Deuxième roman de la Française et Guadeloupéenne Marguerite Imbert, Les Flibustiers de la mer chimique a reçu un accueil très chaleureux des lecteurs et lectrices francophones, empochant notamment le Grand Prix de l’Imaginaire 2023. Derrière ce nom, qui évoque de vieux romans d’aventure un peu surannés, se dévoile la promesse d’un voyage dangereux, de territoires hostiles et probablement de quelques espèces de pirates.

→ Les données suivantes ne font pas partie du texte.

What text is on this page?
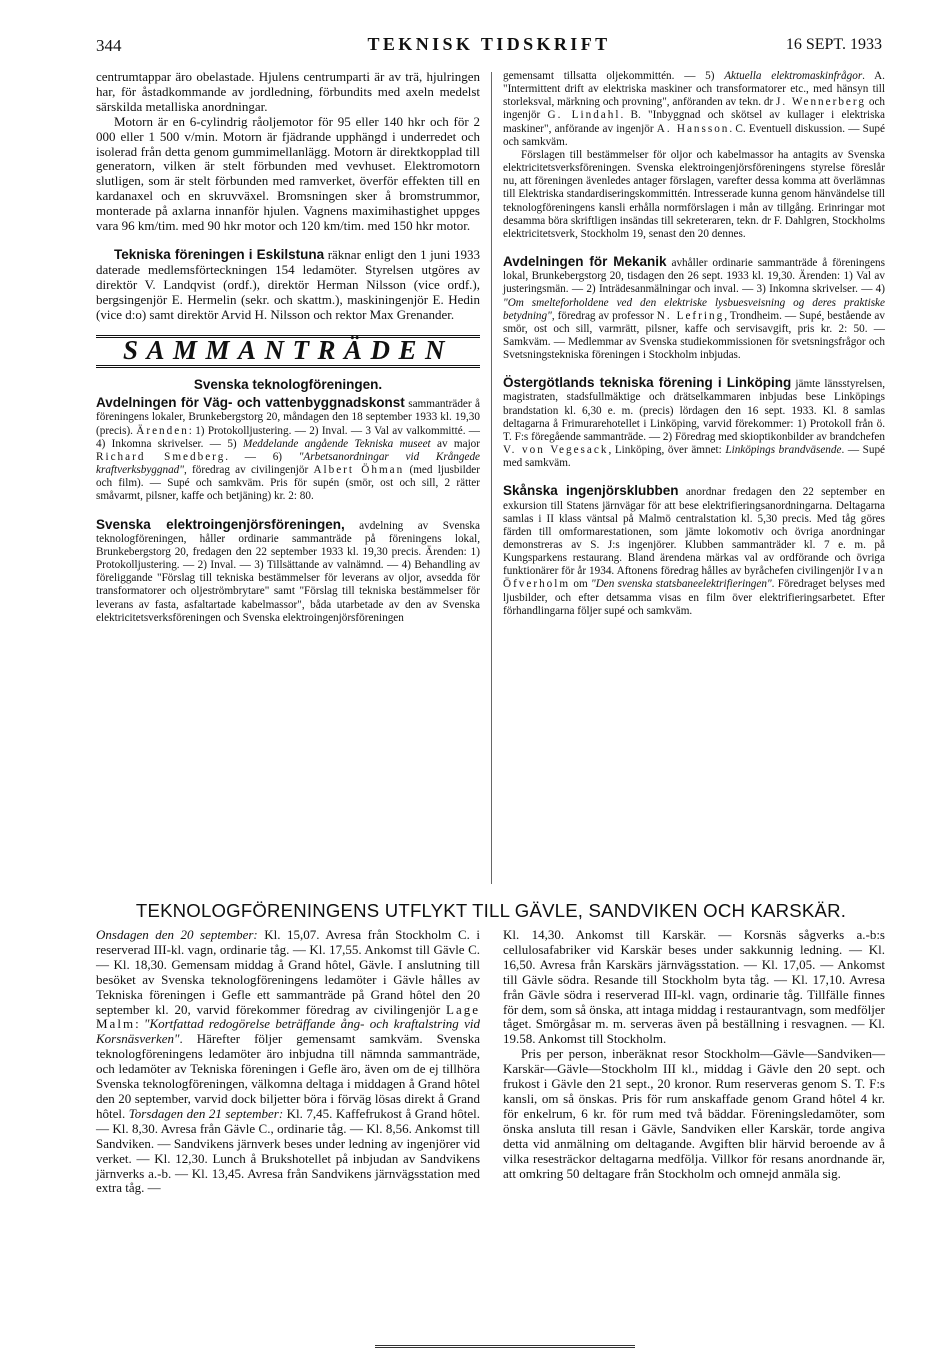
344	TEKNISK TIDSKRIFT	16 SEPT. 1933

centrumtappar äro obelastade. Hjulens centrumparti är av trä, hjulringen har, för åstadkommande av jordledning, förbundits med axeln medelst särskilda metalliska anordningar.

Motorn är en 6-cylindrig råoljemotor för 95 eller 140 hkr och för 2 000 eller 1 500 v/min. Motorn är fjädrande upphängd i underredet och isolerad från detta genom gummimellanlägg. Motorn är direktkopplad till generatorn, vilken är stelt förbunden med vevhuset. Elektromotorn slutligen, som är stelt förbunden med ramverket, överför effekten till en kardanaxel och en skruvväxel. Bromsningen sker å bromstrummor, monterade på axlarna innanför hjulen. Vagnens maximihastighet uppges vara 96 km/tim. med 90 hkr motor och 120 km/tim. med 150 hkr motor.

Tekniska föreningen i Eskilstuna räknar enligt den 1 juni 1933 daterade medlemsförteckningen 154 ledamöter. Styrelsen utgöres av direktör V. Landqvist (ordf.), direktör Herman Nilsson (vice ordf.), bergsingenjör E. Hermelin (sekr. och skattm.), maskiningenjör E. Hedin (vice d:o) samt direktör Arvid H. Nilsson och rektor Max Grenander.

SAMMANTRÄDEN
Svenska teknologföreningen.

Avdelningen för Väg- och vattenbyggnadskonst sammanträder å föreningens lokaler, Brunkebergstorg 20, måndagen den 18 september 1933 kl. 19,30 (precis). Ärenden: 1) Protokolljustering. — 2) Inval. — 3 Val av valkommitté. — 4) Inkomna skrivelser. — 5) Meddelande angående Tekniska museet av major Richard Smedberg. — 6) "Arbetsanordningar vid Krångede kraftverksbyggnad", föredrag av civilingenjör Albert Öhman (med ljusbilder och film). — Supé och samkväm. Pris för supén (smör, ost och sill, 2 rätter småvarmt, pilsner, kaffe och betjäning) kr. 2: 80.

Svenska elektroingenjörsföreningen, avdelning av Svenska teknologföreningen, håller ordinarie sammanträde på föreningens lokal, Brunkebergstorg 20, fredagen den 22 september 1933 kl. 19,30 precis. Ärenden: 1) Protokolljustering. — 2) Inval. — 3) Tillsättande av valnämnd. — 4) Behandling av föreliggande "Förslag till tekniska bestämmelser för leverans av oljor, avsedda för transformatorer och oljeströmbrytare" samt "Förslag till tekniska bestämmelser för leverans av fasta, asfaltartade kabelmassor", båda utarbetade av den av Svenska elektricitetsverksföreningen och Svenska elektroingenjörsföreningen

gemensamt tillsatta oljekommittén. — 5) Aktuella elektromaskinfrågor. A. "Intermittent drift av elektriska maskiner och transformatorer etc., med hänsyn till storleksval, märkning och provning", anföranden av tekn. dr J. Wennerberg och ingenjör G. Lindahl. B. "Inbyggnad och skötsel av kullager i elektriska maskiner", anförande av ingenjör A. Hansson. C. Eventuell diskussion. — Supé och samkväm.

Förslagen till bestämmelser för oljor och kabelmassor ha antagits av Svenska elektricitetsverksföreningen. Svenska elektroingenjörsföreningens styrelse föreslår nu, att föreningen ävenledes antager förslagen, varefter dessa komma att överlämnas till Elektriska standardiseringskommittén. Intresserade kunna genom hänvändelse till teknologföreningens kansli erhålla normförslagen i mån av tillgång. Erinringar mot desamma böra skriftligen insändas till sekreteraren, tekn. dr F. Dahlgren, Stockholms elektricitetsverk, Stockholm 19, senast den 20 dennes.

Avdelningen för Mekanik avhåller ordinarie sammanträde å föreningens lokal, Brunkebergstorg 20, tisdagen den 26 sept. 1933 kl. 19,30. Ärenden: 1) Val av justeringsmän. — 2) Inträdesanmälningar och inval. — 3) Inkomna skrivelser. — 4) "Om smelteforholdene ved den elektriske lysbuesveisning og deres praktiske betydning", föredrag av professor N. Lefring, Trondheim. — Supé, bestående av smör, ost och sill, varmrätt, pilsner, kaffe och servisavgift, pris kr. 2: 50. — Samkväm. — Medlemmar av Svenska studiekommissionen för svetsningsfrågor och Svetsningstekniska föreningen i Stockholm inbjudas.

Östergötlands tekniska förening i Linköping jämte länsstyrelsen, magistraten, stadsfullmäktige och drätselkammaren inbjudas bese Linköpings brandstation kl. 6,30 e. m. (precis) lördagen den 16 sept. 1933. Kl. 8 samlas deltagarna å Frimurarehotellet i Linköping, varvid förekommer: 1) Protokoll från ö. T. F:s föregående sammanträde. — 2) Föredrag med skioptikonbilder av brandchefen V. von Vegesack, Linköping, över ämnet: Linköpings brandväsende. — Supé med samkväm.

Skånska ingenjörsklubben anordnar fredagen den 22 september en exkursion till Statens järnvägar för att bese elektrifieringsanordningarna. Deltagarna samlas i II klass väntsal på Malmö centralstation kl. 5,30 precis. Med tåg göres färden till omformarestationen, som jämte lokomotiv och övriga anordningar demonstreras av S. J:s ingenjörer. Klubben sammanträder kl. 7 e. m. på Kungsparkens restaurang. Bland ärendena märkas val av ordförande och övriga funktionärer för år 1934. Aftonens föredrag hålles av byråchefen civilingenjör Ivan Öfverholm om "Den svenska statsbaneelektrifieringen". Föredraget belyses med ljusbilder, och efter detsamma visas en film över elektrifieringsarbetet. Efter förhandlingarna följer supé och samkväm.

TEKNOLOGFÖRENINGENS UTFLYKT TILL GÄVLE, SANDVIKEN OCH KARSKÄR.

Onsdagen den 20 september: Kl. 15,07. Avresa från Stockholm C. i reserverad III-kl. vagn, ordinarie tåg. — Kl. 17,55. Ankomst till Gävle C. — Kl. 18,30. Gemensam middag å Grand hôtel, Gävle. I anslutning till besöket av Svenska teknologföreningens ledamöter i Gävle hålles av Tekniska föreningen i Gefle ett sammanträde på Grand hôtel den 20 september kl. 20, varvid förekommer föredrag av civilingenjör Lage Malm: "Kortfattad redogörelse beträffande ång- och kraftalstring vid Korsnäsverken". Härefter följer gemensamt samkväm. Svenska teknologföreningens ledamöter äro inbjudna till nämnda sammanträde, och ledamöter av Tekniska föreningen i Gefle äro, även om de ej tillhöra Svenska teknologföreningen, välkomna deltaga i middagen å Grand hôtel den 20 september, varvid dock biljetter böra i förväg lösas direkt å Grand hôtel. Torsdagen den 21 september: Kl. 7,45. Kaffefrukost å Grand hôtel. — Kl. 8,30. Avresa från Gävle C., ordinarie tåg. — Kl. 8,56. Ankomst till Sandviken. — Sandvikens järnverk beses under ledning av ingenjörer vid verket. — Kl. 12,30. Lunch å Brukshotellet på inbjudan av Sandvikens järnverks a.-b. — Kl. 13,45. Avresa från Sandvikens järnvägsstation med extra tåg. —

Kl. 14,30. Ankomst till Karskär. — Korsnäs sågverks a.-b:s cellulosafabriker vid Karskär beses under sakkunnig ledning. — Kl. 16,50. Avresa från Karskärs järnvägsstation. — Kl. 17,05. — Ankomst till Gävle södra. Resande till Stockholm byta tåg. — Kl. 17,10. Avresa från Gävle södra i reserverad III-kl. vagn, ordinarie tåg. Tillfälle finnes för dem, som så önska, att intaga middag i restaurantvagn, som medföljer tåget. Smörgåsar m. m. serveras även på beställning i resvagnen. — Kl. 19.58. Ankomst till Stockholm.

Pris per person, inberäknat resor Stockholm—Gävle—Sandviken—Karskär—Gävle—Stockholm III kl., middag i Gävle den 20 sept. och frukost i Gävle den 21 sept., 20 kronor. Rum reserveras genom S. T. F:s kansli, om så önskas. Pris för rum anskaffade genom Grand hôtel 4 kr. för enkelrum, 6 kr. för rum med två bäddar. Föreningsledamöter, som önska ansluta till resan i Gävle, Sandviken eller Karskär, torde angiva detta vid anmälning om deltagande. Avgiften blir härvid beroende av å vilka resesträckor deltagarna medfölja. Villkor för resans anordnande är, att omkring 50 deltagare från Stockholm och omnejd anmäla sig.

Là-dessus, aucun mensonge sur la marchandise : nous sommes d’emblée cueillis par le naufrage d’un des protagonistes, Ismaël, à la dérive sur un radeau au milieu d’une mer toxique. Heureusement, lui et ses comparses sont bientôt recueillis par une pieuvre géante et un sous-marin atomique qui passait par là. A cette description, on comprend que l’autrice ne se prive pas d’un certain panache dans l’écriture de son univers post-apocalyptique. Loin d’être mort, ce monde grouille de vie, mais les humains y sont en nombre réduit et luttent pour leur survie au sein de communautés plus ou moins stables. En parallèle d’Ismaël, qui se débrouille à bord de son sous-marin baroque, on suit l’histoire d’Alba, jeune femme isolée récupérée au fond d’une grotte par des envoyés de Rome, où une sorte de civilisation semble vivoter. Particulièrement érudite pour son époque, elle semble souffrir de quelques troubles mentaux et posséder un égo démesuré. Elle est apparemment très importante pour Rome, ce qu’elle trouve tout à fait normal même si elle ne sait pas pourquoi.
Marguerite Imbert a réussi l’étonnant exercice d’écrire un roman post-apo réjouissant, peuplé de personnages intéressants et de d’idées rigolotes. C’est en tout cas peu dire qu’il se distingue des poncifs du genre. Son univers fonctionne (en ce sens que ses bizarreries ne semblent pas ajoutées au pied de biche pour faire joli) et son intrigue se lit sans peine, même si on se demande parfois où l’autrice veut en venir. Les enjeux sont peut-être un peu trop faibles ou trop peu entretenus, mais cette relative faiblesse est compensée par la facilité de lecture et la flamboyance de cet univers toxique et tordu. Je n’en ferai pas mon livre de chevet ni mon livre de l’année, mais il en aurait peut-être été tout autrement il y a dix ou quinze ans.